4.1. Introduction

The study of linear classifiers with supervised training has a long history. As early as 1936, Fisher's discriminant had already laid the groundwork for statistical pattern recognition. Later, Rosenblatt's perceptron (1956) was the first neural classifier proposed; it shares many similarities with the learning techniques used in the support vector machine developed by Vapnik [358] and in an earlier paper by Boser, Guyon, and Vapnik [33].

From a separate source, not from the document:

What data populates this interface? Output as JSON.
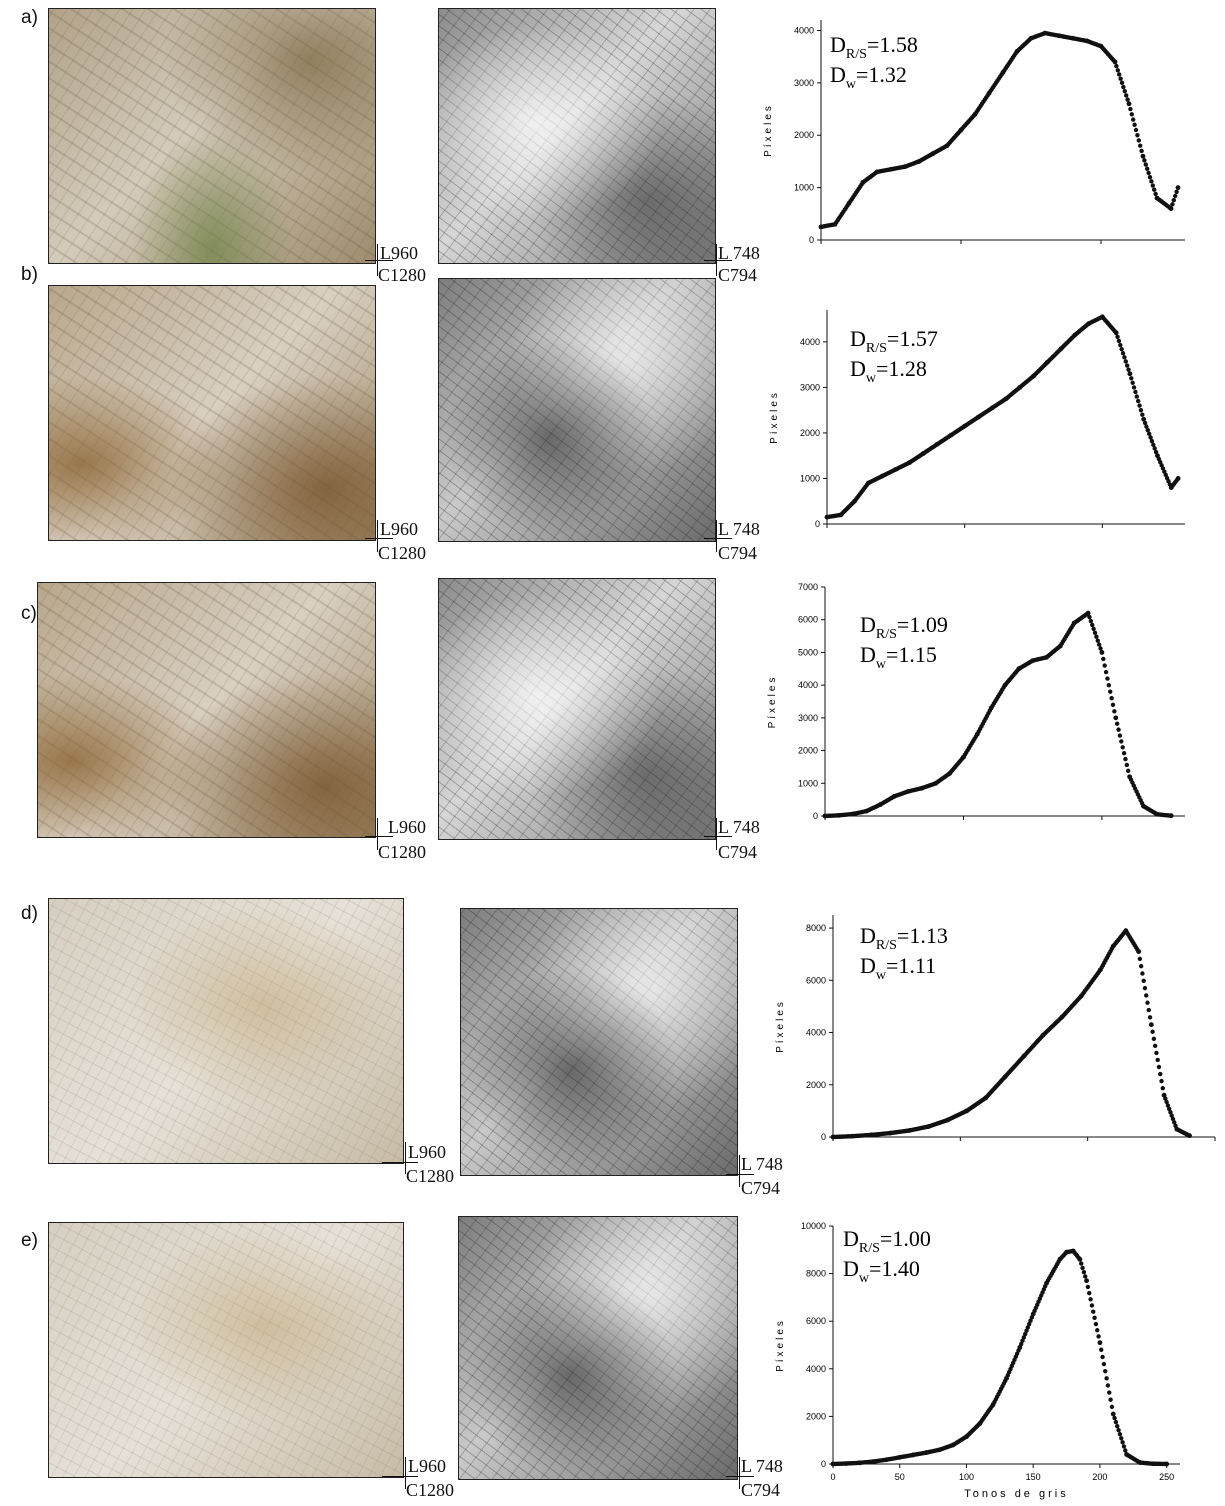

Section 4.2 begins by introducing a simple two-class classifier, then goes on to derive the least-squares classifier and the classical Fisher discriminant linear analysis. The decision boundary of the least-squares classifier and the Fisher classifier is dictated (i.e., supported) by all of the training data. In contrast, in Section 4.3, the decision boundary of the support vector machine (SVM) hinges on a specially selected set of training data that serve as support vectors. In a linear SVM, some "important" training data are considered as support vectors that are divided into two groups—one group for each class. The objective of the SVM is to maximize the minimal separation margin of these two groups of support vectors. A notion of fuzzy SVMs is proposed to cope with training data that are not linearly separable. The notion of margin of separation is conveniently replaced by a new notion of fuzzy separation region. Mathematically, slack variables are introduced so that linearly separable constraints can be relaxed. To further enhance the SVM's classification capability, nonlinear kernels are adopted in Section 4.5. The use of nonlinear kernels leads to more general and flexible nonlinear decision boundaries. For more in-depth treatment of SVMs for pattern classification, readers are referred to these references [40, 55, 257, 337].